A Georgia veterinarian turned political trailblazer who became the state's first Republican governor since Reconstruction and later shaped U.S. farm policy.
Sonny Perdue's story is a classic American pivot from business to politics. He built successful companies in agriculture and transportation, a background that grounded him in the practical concerns of rural Georgia. His shift to the state senate in the 1990s was a prelude to a seismic political upset: in 2002, he broke a 130-year Democratic hold on the Georgia governor's mansion. As governor for two terms, he focused on fiscal conservatism and education reform, steering the state through a severe drought and economic downturn. His deep ties to the agricultural world made him a natural choice for U.S. Secretary of Agriculture under President Trump, where he oversaw trade negotiations, farm aid packages, and the rollout of the 2018 Farm Bill, directly impacting the lives of rural Americans.
1946–1964
The largest generation in history at the time. Shaped by postwar prosperity, the Vietnam War, the sexual revolution, and Watergate. They questioned every institution their parents built — then ran them.

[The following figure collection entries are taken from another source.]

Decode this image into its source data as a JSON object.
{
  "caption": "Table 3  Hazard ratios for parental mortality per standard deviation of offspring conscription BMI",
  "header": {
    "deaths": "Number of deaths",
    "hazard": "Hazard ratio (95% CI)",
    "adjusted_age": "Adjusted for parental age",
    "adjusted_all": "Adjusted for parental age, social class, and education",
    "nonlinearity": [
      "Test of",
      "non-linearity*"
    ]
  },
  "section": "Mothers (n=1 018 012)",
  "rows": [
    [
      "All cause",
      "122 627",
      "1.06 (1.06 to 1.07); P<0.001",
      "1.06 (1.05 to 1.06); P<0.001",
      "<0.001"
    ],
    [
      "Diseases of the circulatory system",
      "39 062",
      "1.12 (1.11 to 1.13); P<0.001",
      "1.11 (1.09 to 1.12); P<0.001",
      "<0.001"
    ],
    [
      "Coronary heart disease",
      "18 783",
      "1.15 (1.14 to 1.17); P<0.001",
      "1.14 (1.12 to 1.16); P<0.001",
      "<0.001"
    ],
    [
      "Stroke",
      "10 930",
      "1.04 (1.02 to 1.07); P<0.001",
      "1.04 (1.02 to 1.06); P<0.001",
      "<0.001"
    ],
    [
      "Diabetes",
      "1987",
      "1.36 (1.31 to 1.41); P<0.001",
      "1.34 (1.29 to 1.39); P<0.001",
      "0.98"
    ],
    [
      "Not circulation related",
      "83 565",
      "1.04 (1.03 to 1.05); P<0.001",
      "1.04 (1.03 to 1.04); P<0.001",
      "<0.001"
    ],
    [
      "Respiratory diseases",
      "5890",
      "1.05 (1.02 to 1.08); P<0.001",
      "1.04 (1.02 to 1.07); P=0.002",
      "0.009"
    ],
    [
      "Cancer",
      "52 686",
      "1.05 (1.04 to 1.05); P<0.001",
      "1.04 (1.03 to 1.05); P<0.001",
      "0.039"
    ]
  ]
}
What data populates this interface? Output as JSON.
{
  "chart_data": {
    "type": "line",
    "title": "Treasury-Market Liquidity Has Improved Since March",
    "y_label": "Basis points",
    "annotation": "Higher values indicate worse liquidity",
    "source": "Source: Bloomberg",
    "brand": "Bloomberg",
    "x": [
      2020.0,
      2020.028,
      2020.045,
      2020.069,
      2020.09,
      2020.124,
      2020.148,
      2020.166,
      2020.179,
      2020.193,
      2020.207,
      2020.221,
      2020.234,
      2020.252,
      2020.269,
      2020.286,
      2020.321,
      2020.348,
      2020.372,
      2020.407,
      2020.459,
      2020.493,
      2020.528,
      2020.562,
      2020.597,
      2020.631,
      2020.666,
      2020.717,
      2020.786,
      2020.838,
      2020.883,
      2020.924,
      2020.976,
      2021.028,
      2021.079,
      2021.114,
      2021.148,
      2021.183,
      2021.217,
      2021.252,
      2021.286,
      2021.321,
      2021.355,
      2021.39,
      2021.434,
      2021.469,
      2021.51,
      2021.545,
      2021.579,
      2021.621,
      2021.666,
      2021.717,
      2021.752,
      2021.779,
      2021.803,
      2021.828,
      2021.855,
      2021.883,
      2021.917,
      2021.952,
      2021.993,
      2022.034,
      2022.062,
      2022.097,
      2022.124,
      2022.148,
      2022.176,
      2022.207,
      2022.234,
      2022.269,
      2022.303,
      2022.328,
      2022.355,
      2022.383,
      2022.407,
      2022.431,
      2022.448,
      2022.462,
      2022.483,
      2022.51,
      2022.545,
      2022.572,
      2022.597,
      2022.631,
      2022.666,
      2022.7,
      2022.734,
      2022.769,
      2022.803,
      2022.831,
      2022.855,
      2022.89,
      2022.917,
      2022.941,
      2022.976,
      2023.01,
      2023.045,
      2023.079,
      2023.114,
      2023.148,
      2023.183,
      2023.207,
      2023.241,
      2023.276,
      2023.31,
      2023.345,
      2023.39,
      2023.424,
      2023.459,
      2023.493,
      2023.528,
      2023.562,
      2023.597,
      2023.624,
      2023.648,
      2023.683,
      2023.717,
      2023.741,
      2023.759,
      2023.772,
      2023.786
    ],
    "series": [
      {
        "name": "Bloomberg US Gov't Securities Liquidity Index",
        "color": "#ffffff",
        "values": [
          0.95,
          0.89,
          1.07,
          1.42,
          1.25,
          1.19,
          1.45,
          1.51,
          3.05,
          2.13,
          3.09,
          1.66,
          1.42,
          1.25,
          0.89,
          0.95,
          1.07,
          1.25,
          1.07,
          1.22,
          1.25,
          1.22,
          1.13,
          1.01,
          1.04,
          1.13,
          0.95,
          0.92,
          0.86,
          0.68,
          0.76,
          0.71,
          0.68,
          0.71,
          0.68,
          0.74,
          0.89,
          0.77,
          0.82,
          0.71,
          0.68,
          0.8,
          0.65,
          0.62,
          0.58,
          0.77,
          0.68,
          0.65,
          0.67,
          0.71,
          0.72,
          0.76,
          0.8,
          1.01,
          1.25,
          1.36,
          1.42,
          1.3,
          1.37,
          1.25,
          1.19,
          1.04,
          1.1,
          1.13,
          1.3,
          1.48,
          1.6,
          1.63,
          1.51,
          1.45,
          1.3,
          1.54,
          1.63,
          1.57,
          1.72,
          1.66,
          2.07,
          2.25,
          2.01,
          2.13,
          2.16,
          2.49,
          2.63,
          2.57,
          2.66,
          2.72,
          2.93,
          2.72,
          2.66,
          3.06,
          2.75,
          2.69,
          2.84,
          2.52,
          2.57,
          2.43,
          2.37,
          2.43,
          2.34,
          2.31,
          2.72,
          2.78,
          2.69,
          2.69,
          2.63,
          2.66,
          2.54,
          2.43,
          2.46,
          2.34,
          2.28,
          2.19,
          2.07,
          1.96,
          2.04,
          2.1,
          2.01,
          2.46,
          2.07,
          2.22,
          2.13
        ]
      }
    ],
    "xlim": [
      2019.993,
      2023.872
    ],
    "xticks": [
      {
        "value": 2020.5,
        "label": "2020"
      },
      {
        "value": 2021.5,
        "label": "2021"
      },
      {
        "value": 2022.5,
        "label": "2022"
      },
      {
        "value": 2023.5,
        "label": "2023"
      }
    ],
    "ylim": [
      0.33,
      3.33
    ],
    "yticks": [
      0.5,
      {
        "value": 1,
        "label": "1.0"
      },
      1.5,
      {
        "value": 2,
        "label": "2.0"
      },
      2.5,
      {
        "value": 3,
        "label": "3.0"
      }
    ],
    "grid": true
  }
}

Sonny was born in 1946, placing them squarely in the Baby Boomers. The events that shaped this generation — postwar prosperity, civil rights, Vietnam, and the counterculture — shaped the world they entered and the choices available to them.
The biggest hits of 1946
#1 Movie
The Best Years of Our Lives
Best Picture
The Best Years of Our Lives
The world at every milestone
United Nations holds its first General Assembly
First color TV broadcast in the US
Fidel Castro takes power in Cuba
Cuban Missile Crisis brings the world to the brink
Civil Rights Act signed; Beatles arrive in America
Summer of Love in San Francisco; first Super Bowl
Apple Computer founded; US bicentennial
Challenger disaster; Chernobyl nuclear meltdown
Dolly the sheep cloned
Twitter launches; Pluto reclassified as dwarf planet
Donald Trump elected president; Brexit vote
He is a licensed veterinarian, graduating from the University of Georgia College of Veterinary Medicine.
He served as a captain in the U.S. Air Force.
His cousin, David Perdue, served as a U.S. Senator from Georgia.
“We need to get back to the basics of growing things, making things, and moving things.”